Gegen dieses Urteil richtet sich die form- und fristgerecht eingelegte Berufung der Kläger.
Die Berufung ist zulässig, jedoch unbegründet. Den Klägern steht der geltendgemachte Unterlassungsanspruch (§ 1004 BGB) nicht zu. Nach Art und Umfang der Beeinträchtigung ist diese als nur unwesentlich (§ 906 Abs. 1 BGB) anzusehen. Im übrigen sind Beeinträchtigungen von einzelnen Bäumen auf ortsübliche Nutzung der Grundstücke im Wohnbereich der Parteien zurückzuführen (§ 906 Abs. 2 BGB).
Eine wirkungsvolle Maßnahme zur Erfüllung des klägerischen Begehrens ist angesichts der Größe des Baumes voraussichtlich nur mit dem Fällen des Baumes erreichbar. Die Kläger können jedoch Maßnahmen nicht verlangen.
Zweifelhaft könnte bereits erscheinen, ob die Beklagten überhaupt als Störer im Sinne des § 1004 BGB anzusehen sind, da die Beeinträchtigungen auf Naturkräfte – Blätterfall, Wind – zurückzuführen sind.
Zwar sind die Vertreter der Eigentumstheorie der Auffassung, daß allein der Zustand einer Sache und deren Eigentum die Störereigenschaft zu begründen vermag. Dies wird von der herrschenden Meinung jedoch abgelehnt (BGHZ 28, 110). Allerdings kann sich aus § 242 BGB im Hinblick auf das nachbarliche Gemeinschaftsverhältnis die Pflicht des Eigentümers zur Beseitigung von Beeinträchtigungen ergeben (zum Meinungsstand vgl. Palandt, BGB, 42. Aufl. § 1004 Anm. 2 a bb mit Nachweisen).
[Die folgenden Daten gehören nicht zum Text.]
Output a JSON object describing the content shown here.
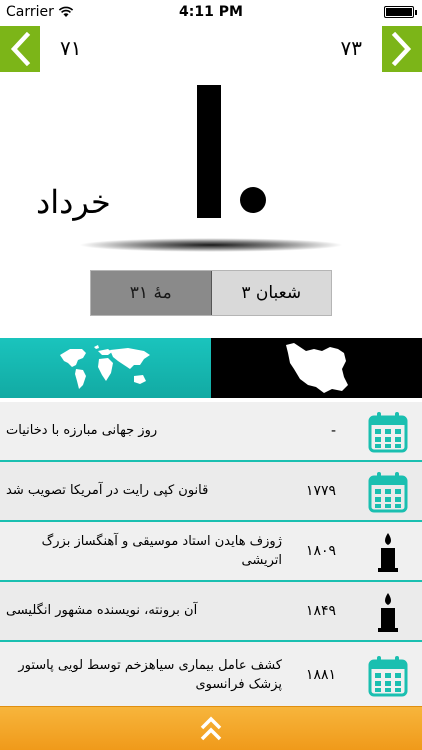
{
  "status_bar": {
    "carrier": "Carrier",
    "time": "4:11 PM"
  },
  "nav": {
    "prev_number": "۷۱",
    "next_number": "۷۳",
    "accent_color": "#7cb518"
  },
  "date": {
    "day": "۱۰",
    "month": "خرداد"
  },
  "toggle": {
    "hijri_label": "۳۱ مهٔ",
    "shaban_label": "۳ شعبان"
  },
  "tabs": [
    {
      "name": "world",
      "icon": "world-map-icon"
    },
    {
      "name": "iran",
      "icon": "iran-map-icon"
    }
  ],
  "events": [
    {
      "year": "-",
      "text": "روز جهانی مبارزه با دخانیات",
      "icon": "calendar-icon"
    },
    {
      "year": "۱۷۷۹",
      "text": "قانون کپی رایت در آمریکا تصویب شد",
      "icon": "calendar-icon"
    },
    {
      "year": "۱۸۰۹",
      "text": "ژوزف هایدن استاد موسیقی و آهنگساز بزرگ اتریشی",
      "icon": "candle-icon"
    },
    {
      "year": "۱۸۴۹",
      "text": "آن برونته، نویسنده مشهور انگلیسی",
      "icon": "candle-icon"
    },
    {
      "year": "۱۸۸۱",
      "text": "کشف عامل بیماری سیاهزخم توسط لویی پاستور پزشک فرانسوی",
      "icon": "calendar-icon"
    }
  ],
  "colors": {
    "teal": "#1ac4bd",
    "orange": "#f7b53c"
  }
}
Da hier jedoch die Beklagten unstreitig den Baum gepflanzt haben und damit Vorbedingungen für das Wirken der Naturkräfte mitgeschaffen und sie damit mitverursacht haben, besteht jedenfalls dem Grunde nach auch ihre Verantwortlichkeit aus § 1004 BGB (vgl. Dehner, Nachbarrecht, 6. Aufl., Seite 741; Palandt, a.a.O.).
Eine Einschränkung der bürgerlich-rechtlichen Abwehransprüche eines Nachbarn ergibt sich auch nicht aus dem Nachbarrecht.
Der nachbarrechtlich vorgeschriebene Grenzabstand von 4 Metern für eine Birke (§ 16 Abs. 1 Nr. 5 Nachbarrechtsgesetz Baden-Württemberg) ist von den Beklagten eingehalten worden. Damit sind die Kläger jedoch nicht gehindert weitergehende bürgerlich-rechtliche Abwehransprüche geltend zu machen. Das Nachbarrecht kann zwar weitere Beschränkungen begründen, nicht aber die des BGB direkt einschränken (Pelka, Das Nachbarrecht, 7. Aufl., Seite 44).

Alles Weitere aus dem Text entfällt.